Child leaders remember first Prime Minister’s contributions to country
It is up to children to protect the values of equality, democracy and secularism that the country’s first Prime Minister Jawaharlal Nehru espoused. India’s strength lies in its children, Nidhi P.A., children’s ‘prime minister’ has said.
She was inaugurating the Children’s Day celebrations organised by the Kerala State Council for Child Welfare here on Sunday.
Nidhi, student of Carmel Girls Higher Secondary School, said Chachaji, as Nehru was fondly addressed by children, wanted equal justice for all, irrespective of language, colour, religion, and caste. He spoke out against superstitions and evil practices in society and wanted farmer interests to be protected. Every child who loved and respected Nehru should work towards his vision for India. Only this could make the country great.
Children’s ‘president’ Uma S., a student of Government Higher Secondary School for Girls, Cotton Hill, who presided over the function spoke about Nehru’s contributions to democracy, socialism, secularism, scientific consciousness, and foreign policy. He was inordinately fond of children, and firmly believed they were the leaders of tomorrow, she said.
He made primary education completely free and constructed thousands of schools across villages. He launched projects to address malnutrition. Institutions such as Indian Institutes of Technology and Indian Institutes of Managment were founded during his time, she said, highlighting his vision of a new India. Children, she said, should reclaim the India that Nehru had dreamt of, she said.
Council general secretary Shiju Khan J.S. read out Chief Minister Pinarayi Vijayan’s Children’s Day message.
Addressing children, Mr. Vijayan said the Government’s aim was to maintain Kerala as a child-friendly State.
It was committed to ensuring opportunities for children to play, learn, and grow, and was devising projects with special attention to their physical and mental health.
He emphasised the need for instilling a scientific bent of mind and secular values in children early on in life. They should be made to understand the importance of equality and cooperation. They should be taught to think beyond any discrimination on the basis of caste, religion, gender, language, or region. Children’s Day celebrations should aim at the aforesaid, he said.
COVID-19 presented many challenges for children. However, the Government took the initiative to launch online education for them, and took up protection of the children left orphaned by the pandemic. In the post-COVID world, children should eagerly embrace study, play, and aspire to become the best, the Chief Minister said.

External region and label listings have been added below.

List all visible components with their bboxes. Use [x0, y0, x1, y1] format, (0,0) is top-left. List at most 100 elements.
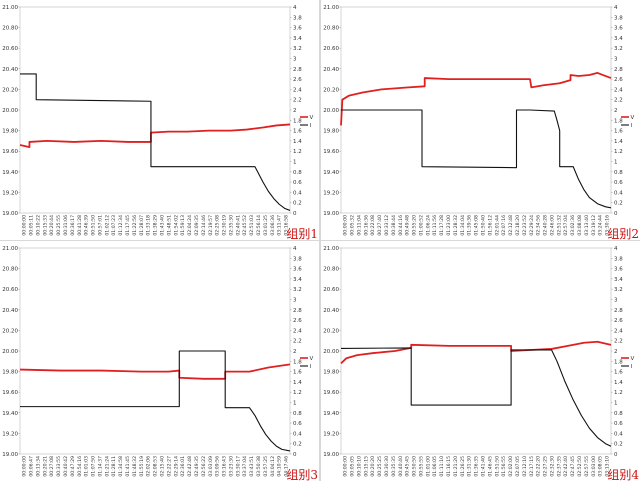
right-y-tick-label: 0.4 — [293, 190, 302, 196]
x-tick-label: 02:51:32 — [556, 215, 562, 236]
right-y-tick-label: 1.6 — [293, 370, 302, 376]
x-tick-label: 03:13:10 — [605, 456, 611, 477]
left-y-tick-label: 20.60 — [323, 46, 339, 52]
left-y-tick-label: 20.20 — [2, 328, 18, 334]
x-tick-label: 02:08:53 — [153, 456, 159, 477]
plot-area — [19, 247, 291, 455]
left-y-tick-label: 20.40 — [323, 67, 339, 73]
x-tick-label: 00:16:36 — [363, 215, 369, 236]
x-tick-label: 00:30:30 — [384, 456, 390, 477]
series-line-v — [19, 363, 291, 380]
line-chart-1: 19.0019.2019.4019.6019.8020.0020.2020.40… — [2, 5, 318, 240]
x-tick-label: 02:47:45 — [570, 456, 576, 477]
right-y-tick-label: 0.2 — [293, 442, 302, 448]
series-line-v — [340, 72, 612, 126]
x-tick-label: 01:16:15 — [446, 456, 452, 477]
right-y-tick-label: 2.8 — [293, 67, 302, 73]
right-y-tick-label: 1.2 — [293, 390, 302, 396]
x-tick-label: 02:29:24 — [529, 215, 535, 236]
panel-divider-horizontal — [0, 240, 640, 241]
x-tick-label: 01:14:37 — [97, 456, 103, 477]
x-tick-label: 00:51:50 — [91, 215, 97, 236]
left-y-tick-label: 20.00 — [323, 108, 339, 114]
right-y-tick-label: 2.8 — [614, 67, 623, 73]
x-tick-label: 02:25:08 — [215, 215, 221, 236]
x-tick-label: 02:30:19 — [222, 215, 228, 236]
x-tick-label: 03:30:16 — [605, 215, 611, 236]
x-tick-label: 03:37:04 — [242, 456, 248, 477]
x-tick-label: 03:30:17 — [235, 456, 241, 477]
x-tick-label: 02:42:48 — [187, 456, 193, 477]
x-tick-label: 01:45:08 — [474, 215, 480, 236]
x-tick-label: 00:11:04 — [356, 215, 362, 236]
x-tick-label: 00:15:15 — [363, 456, 369, 477]
plot-area — [19, 6, 291, 214]
left-y-tick-label: 19.00 — [323, 211, 339, 217]
right-y-tick-label: 3.6 — [293, 267, 302, 273]
right-y-tick-label: 0.2 — [614, 201, 623, 207]
left-y-tick-label: 19.40 — [323, 170, 339, 176]
x-tick-label: 01:28:32 — [453, 215, 459, 236]
legend-label: V — [631, 115, 635, 121]
x-tick-label: 01:59:13 — [180, 215, 186, 236]
legend-label: V — [310, 356, 314, 362]
x-tick-label: 02:56:14 — [256, 215, 262, 236]
legend-label: V — [310, 115, 314, 121]
right-y-tick-label: 0.6 — [293, 421, 302, 427]
right-y-tick-label: 4 — [614, 5, 618, 11]
x-tick-label: 02:15:40 — [159, 456, 165, 477]
x-tick-label: 01:55:19 — [139, 456, 145, 477]
x-tick-label: 00:50:50 — [412, 456, 418, 477]
right-y-tick-label: 1.8 — [293, 359, 302, 365]
right-y-tick-label: 1 — [614, 401, 618, 407]
x-tick-label: 00:33:55 — [56, 456, 62, 477]
x-tick-label: 01:11:56 — [432, 215, 438, 236]
left-y-tick-label: 20.60 — [2, 46, 18, 52]
left-y-tick-label: 19.20 — [2, 431, 18, 437]
right-y-tick-label: 2.6 — [293, 77, 302, 83]
x-tick-label: 03:43:51 — [249, 456, 255, 477]
group-label: 组别2 — [607, 227, 639, 240]
right-y-tick-label: 2.6 — [614, 77, 623, 83]
x-tick-label: 01:56:12 — [487, 215, 493, 236]
x-tick-label: 01:41:40 — [480, 456, 486, 477]
right-y-tick-label: 2.4 — [614, 87, 623, 93]
x-tick-label: 00:00:00 — [22, 456, 28, 477]
right-y-tick-label: 0.2 — [614, 442, 623, 448]
x-tick-label: 00:13:34 — [35, 456, 41, 477]
x-tick-label: 01:36:35 — [474, 456, 480, 477]
x-tick-label: 04:17:46 — [284, 456, 290, 477]
x-tick-label: 02:37:35 — [556, 456, 562, 477]
right-y-tick-label: 0.8 — [614, 411, 623, 417]
line-chart-2: 19.0019.2019.4019.6019.8020.0020.2020.40… — [323, 5, 639, 240]
left-y-tick-label: 19.60 — [2, 149, 18, 155]
x-tick-label: 01:21:20 — [453, 456, 459, 477]
x-tick-label: 02:56:22 — [201, 456, 207, 477]
x-tick-label: 01:33:18 — [146, 215, 152, 236]
left-y-tick-label: 19.00 — [323, 452, 339, 458]
x-tick-label: 00:38:44 — [391, 215, 397, 236]
x-tick-label: 00:46:39 — [84, 215, 90, 236]
x-tick-label: 02:57:55 — [584, 456, 590, 477]
legend-label: V — [631, 356, 635, 362]
x-tick-label: 01:26:25 — [460, 456, 466, 477]
right-y-tick-label: 3.4 — [293, 36, 302, 42]
left-y-tick-label: 19.80 — [2, 370, 18, 376]
x-tick-label: 03:06:36 — [270, 215, 276, 236]
x-tick-label: 00:27:08 — [49, 456, 55, 477]
right-y-tick-label: 4 — [293, 246, 297, 252]
left-y-tick-label: 19.60 — [323, 149, 339, 155]
x-tick-label: 03:08:05 — [598, 456, 604, 477]
left-y-tick-label: 20.80 — [323, 26, 339, 32]
x-tick-label: 00:22:08 — [370, 215, 376, 236]
right-y-tick-label: 0 — [293, 452, 297, 458]
x-tick-label: 03:03:09 — [208, 456, 214, 477]
line-chart-4: 19.0019.2019.4019.6019.8020.0020.2020.40… — [323, 246, 639, 481]
x-tick-label: 00:54:16 — [77, 456, 83, 477]
x-tick-label: 01:06:05 — [432, 456, 438, 477]
right-y-tick-label: 0.8 — [614, 170, 623, 176]
x-tick-label: 00:00:00 — [343, 215, 349, 236]
right-y-tick-label: 1.6 — [293, 129, 302, 135]
x-tick-label: 00:57:01 — [97, 215, 103, 236]
right-y-tick-label: 1 — [293, 401, 297, 407]
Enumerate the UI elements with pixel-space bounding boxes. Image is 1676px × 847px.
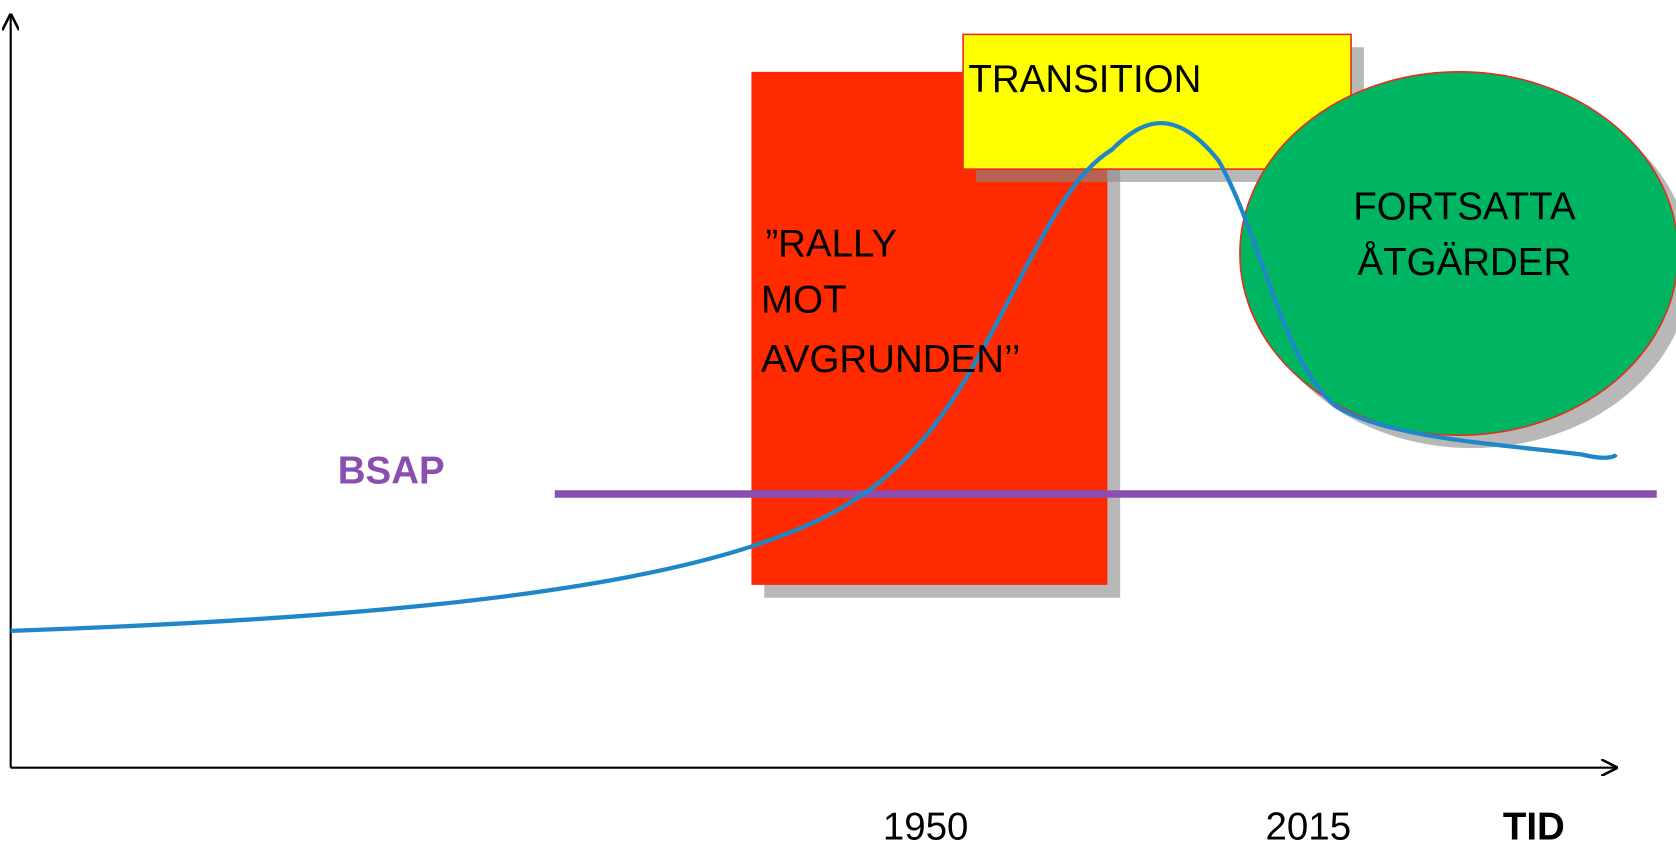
x-mark-label: 2015 [1266, 805, 1352, 847]
bsap-label: BSAP [338, 449, 445, 492]
phase-text: AVGRUNDEN’’ [761, 338, 1020, 381]
trend-curve [10, 121, 1618, 633]
x-axis-label: TID [1503, 805, 1565, 847]
x-mark-label: 1950 [883, 805, 969, 847]
phase-text: TRANSITION [968, 58, 1201, 101]
phase-text: ”RALLY [765, 223, 897, 266]
phase-text: MOT [761, 278, 846, 321]
phase-text: ÅTGÄRDER [1357, 240, 1571, 284]
continued-actions-ellipse [1239, 71, 1676, 437]
phase-text: FORTSATTA [1353, 185, 1576, 228]
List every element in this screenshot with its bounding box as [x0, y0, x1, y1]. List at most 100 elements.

Children’s ‘speaker’ Devaki D.S., Minister for Transport Antony Raju and Mayor Arya Rajendran spoke.
Minister for Women and Child Development Veena George released online the Children’s Day stamp featuring a painting by Akshay B. Pillai, a student from Kollam.
Minna Renjith, a student of Christ Nagar Central School, delivered the welcome address, while Dhwany Ashmy of Nirmala Bhavan Higher Secondary School, Kowdiar, gave the vote of thanks.
The welcome song was rendered by Nida Fathima.